Elevated FVIII levels have been documented in various clinical presentations of ACS, regardless of traditional risk factors [34]. Studies demonstrated elevated FVIII activity in both myocardial infarction and non-obstructive coronary arteries (MINOCA) and obstructive disease (MICAD), suggesting that increased FVIII may be a consistent feature across the ACS spectrum [35]. Elevated FVIII activity has also been observed in 72.40% of patients with cryptogenic ischemic stroke, and was associated with a higher incidence of in-hospital thrombotic events [36]. These data collectively suggest that FVIII may represent a shared mediator of arterial thrombosis across vascular territories, independent of established risk factors.
In our study, we observed that elevated FVIII plasma levels differed significantly across SYNTAX score groups. Notably, patients with FVIII concentrations exceeding 2.5 had 3.6-fold higher odds of being classified in the subgroup with a SYNTAX score ≥33.
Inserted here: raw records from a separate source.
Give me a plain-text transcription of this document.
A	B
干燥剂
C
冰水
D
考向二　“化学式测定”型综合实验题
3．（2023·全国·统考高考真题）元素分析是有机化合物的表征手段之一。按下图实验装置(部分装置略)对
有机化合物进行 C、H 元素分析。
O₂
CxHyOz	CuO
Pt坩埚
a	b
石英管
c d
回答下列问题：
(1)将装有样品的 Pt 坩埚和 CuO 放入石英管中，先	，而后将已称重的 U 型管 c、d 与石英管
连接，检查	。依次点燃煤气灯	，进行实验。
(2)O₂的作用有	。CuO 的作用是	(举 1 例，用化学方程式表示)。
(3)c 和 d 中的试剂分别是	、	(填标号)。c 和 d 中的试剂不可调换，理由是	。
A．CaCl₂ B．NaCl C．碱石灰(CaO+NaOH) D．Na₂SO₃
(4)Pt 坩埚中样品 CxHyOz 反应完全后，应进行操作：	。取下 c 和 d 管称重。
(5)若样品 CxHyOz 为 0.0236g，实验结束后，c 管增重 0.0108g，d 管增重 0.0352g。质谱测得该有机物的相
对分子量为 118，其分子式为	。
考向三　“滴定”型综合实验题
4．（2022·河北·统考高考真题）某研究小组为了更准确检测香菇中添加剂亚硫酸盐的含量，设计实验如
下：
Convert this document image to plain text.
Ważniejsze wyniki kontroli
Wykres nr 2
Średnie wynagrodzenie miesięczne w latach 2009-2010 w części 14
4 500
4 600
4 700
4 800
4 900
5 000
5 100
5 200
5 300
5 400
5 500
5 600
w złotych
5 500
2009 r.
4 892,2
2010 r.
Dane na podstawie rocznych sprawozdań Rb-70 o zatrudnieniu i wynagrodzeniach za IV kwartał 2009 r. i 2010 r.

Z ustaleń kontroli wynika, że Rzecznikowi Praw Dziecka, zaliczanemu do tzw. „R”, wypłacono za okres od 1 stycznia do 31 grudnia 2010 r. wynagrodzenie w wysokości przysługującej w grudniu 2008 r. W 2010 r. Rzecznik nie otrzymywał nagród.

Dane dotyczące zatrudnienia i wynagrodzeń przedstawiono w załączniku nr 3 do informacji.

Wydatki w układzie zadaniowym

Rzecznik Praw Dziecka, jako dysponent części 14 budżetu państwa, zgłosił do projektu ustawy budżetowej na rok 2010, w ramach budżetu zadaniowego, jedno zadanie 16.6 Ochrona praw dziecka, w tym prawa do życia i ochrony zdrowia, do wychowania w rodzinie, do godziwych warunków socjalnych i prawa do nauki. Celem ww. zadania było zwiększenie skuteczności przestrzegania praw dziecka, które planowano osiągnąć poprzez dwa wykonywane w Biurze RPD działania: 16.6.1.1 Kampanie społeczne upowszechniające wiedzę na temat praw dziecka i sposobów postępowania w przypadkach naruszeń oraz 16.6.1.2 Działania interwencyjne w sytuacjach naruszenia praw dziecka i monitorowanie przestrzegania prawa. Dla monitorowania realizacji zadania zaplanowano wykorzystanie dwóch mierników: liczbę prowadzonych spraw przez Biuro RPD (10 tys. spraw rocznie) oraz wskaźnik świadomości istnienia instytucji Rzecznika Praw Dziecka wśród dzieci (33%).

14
Although the vWF did not emerge as an independent predictor of CAD complexity in our multinomial logistic regression analysis, its univariate association with disease severity aligns with previous research implicating the vWF in atherothrombotic processes. While direct evaluations of vWF levels in relation to SYNTAX score remain scarce, several studies have reported a positive correlation between elevated vWF concentrations and increased risk of CAD [37,38]. A comprehensive meta-analysis of prospective studies confirmed an increased incidence of CAD in individuals with high vWF levels in the general population [39]. More recently, Fan et al. conducted a systematic review, demonstrating that plasma vWF levels measured at 24 h and 48 h after admission were significantly higher in patients who developed major adverse cardiovascular events compared to those who did not [40]. Kaikita et al. [41] observed significantly elevated vWF antigen levels in patients with acute myocardial infarction (AMI) compared to those with exertional angina, with an inverse correlation with ADAMTS-13, suggesting a pathological imbalance that favors thrombosis. The pronounced vWF elevation in ACS was further supported by a large-scale study in ST-elevation myocardial infarction (STEMI) patients, where vWF concentrations were 1.5 times higher compared to controls, reinforcing its role in plaque rupture and thrombosis [42]. Moreover, a recent case–control study showed that the combination of high vWF antigen (>150%) and low ADAMTS13 levels (≤0.64 µg/mL) was associated with a fourfold increased risk of thrombotic events, independent of age, gender, blood group, and CRP levels [43]. Collectively, these data suggest that assessing the entire vWF-ADAMTS13 axis may offer greater clinical insight than measuring the vWF alone.
Parvathareddy et al. [44] found significantly elevated vWF antigen levels in patients with more severe CAD, as determined by the modified Gensini score. In contrast, Leiva et al. [45] explored outcomes in 136 patients with von Willebrand disease (VWD) following AMI and reported a higher rate of bleeding-related readmissions but no significant increase in arterial thrombosis, suggesting that VWD may confer a protective effect against thrombotic complications. Consistently, Mihyawi and colleagues observed a lower prevalence and risk of CAD in VWD patients compared to controls, providing epidemiological support for the pathogenic role of the vWF in coronary atherosclerosis [46].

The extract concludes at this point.